Q. 食品用や医療用で使われるステンレスの成分に違いはありますか?
特定の用途に限定された成分規格はありませんが、求められる耐食性に応じて適切な鋼種が選ばれます。
食品用に広く使われるのは汎用性の高いSUS304です。
一方、人体への影響を考慮し、より高い耐食性が要求される医療用のメスやインプラントには、モリブデンを添加したSUS316やSUS316Lが使用されるのが一般的です。
まとめ
ステンレス鋼は、鉄を主成分としながら、クロム、ニッケル、モリブデン、炭素といった元素の化学成分の割合を調整することで、多様な特性を発揮する合金です。

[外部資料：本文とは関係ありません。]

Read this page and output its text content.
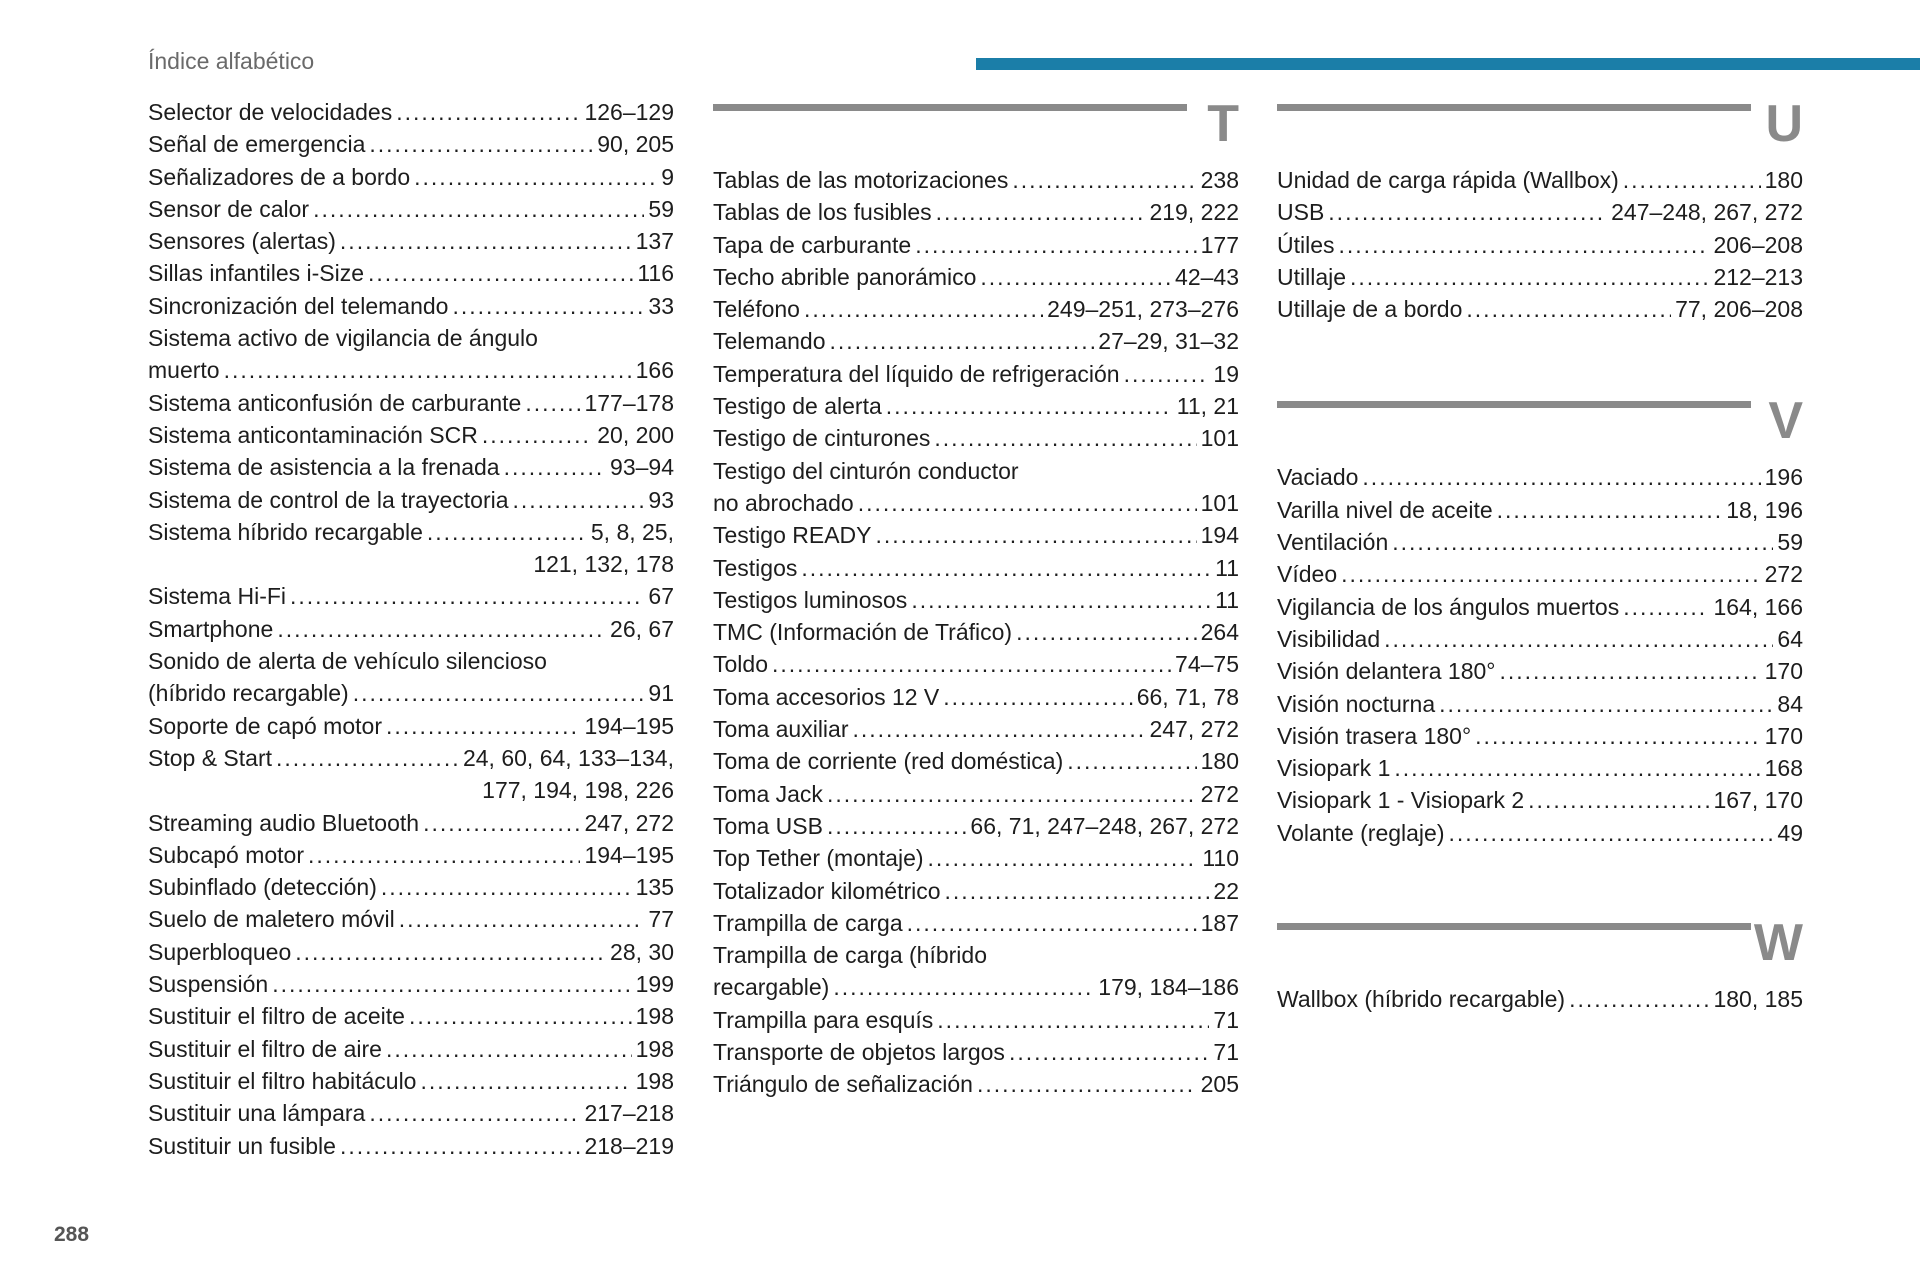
Índice alfabético
Selector de velocidades .....	126–129
Señal de emergencia .....	90, 205
Señalizadores de a bordo .....	9
Sensor de calor .....	59
Sensores (alertas) .....	137
Sillas infantiles i-Size .....	116
Sincronización del telemando .....	33
Sistema activo de vigilancia de ángulo
muerto .....	166
Sistema anticonfusión de carburante .....	177–178
Sistema anticontaminación SCR .....	20, 200
Sistema de asistencia a la frenada .....	93–94
Sistema de control de la trayectoria .....	93
Sistema híbrido recargable .....	5, 8, 25,
121, 132, 178
Sistema Hi-Fi .....	67
Smartphone .....	26, 67
Sonido de alerta de vehículo silencioso
(híbrido recargable) .....	91
Soporte de capó motor .....	194–195
Stop & Start .....	24, 60, 64, 133–134,
177, 194, 198, 226
Streaming audio Bluetooth .....	247, 272
Subcapó motor .....	194–195
Subinflado (detección) .....	135
Suelo de maletero móvil .....	77
Superbloqueo .....	28, 30
Suspensión .....	199
Sustituir el filtro de aceite .....	198
Sustituir el filtro de aire .....	198
Sustituir el filtro habitáculo .....	198
Sustituir una lámpara .....	217–218
Sustituir un fusible .....	218–219
T
Tablas de las motorizaciones .....	238
Tablas de los fusibles .....	219, 222
Tapa de carburante .....	177
Techo abrible panorámico .....	42–43
Teléfono .....	249–251, 273–276
Telemando .....	27–29, 31–32
Temperatura del líquido de refrigeración .....	19
Testigo de alerta .....	11, 21
Testigo de cinturones .....	101
Testigo del cinturón conductor
no abrochado .....	101
Testigo READY .....	194
Testigos .....	11
Testigos luminosos .....	11
TMC (Información de Tráfico) .....	264
Toldo .....	74–75
Toma accesorios 12 V .....	66, 71, 78
Toma auxiliar .....	247, 272
Toma de corriente (red doméstica) .....	180
Toma Jack .....	272
Toma USB .....	66, 71, 247–248, 267, 272
Top Tether (montaje) .....	110
Totalizador kilométrico .....	22
Trampilla de carga .....	187
Trampilla de carga (híbrido
recargable) .....	179, 184–186
Trampilla para esquís .....	71
Transporte de objetos largos .....	71
Triángulo de señalización .....	205
U
Unidad de carga rápida (Wallbox) .....	180
USB .....	247–248, 267, 272
Útiles .....	206–208
Utillaje .....	212–213
Utillaje de a bordo .....	77, 206–208
V
Vaciado .....	196
Varilla nivel de aceite .....	18, 196
Ventilación .....	59
Vídeo .....	272
Vigilancia de los ángulos muertos .....	164, 166
Visibilidad .....	64
Visión delantera 180° .....	170
Visión nocturna .....	84
Visión trasera 180° .....	170
Visiopark 1 .....	168
Visiopark 1 - Visiopark 2 .....	167, 170
Volante (reglaje) .....	49
W
Wallbox (híbrido recargable) .....	180, 185
288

クロムが形成する不動態皮膜によって基本的な耐食性が確保され、ニッケルはそれをさらに強化し加工性を向上させます。
JIS規格で定められたSUSの種類ごとに成分は異なり、オーステナイト系やフェライト系といった系統によって、耐食性や強度、保温性といった特性が変化します。
これらの成分と特性の関係性を理解することが、用途に応じた最適なステンレス鋼を選定する上で重要です。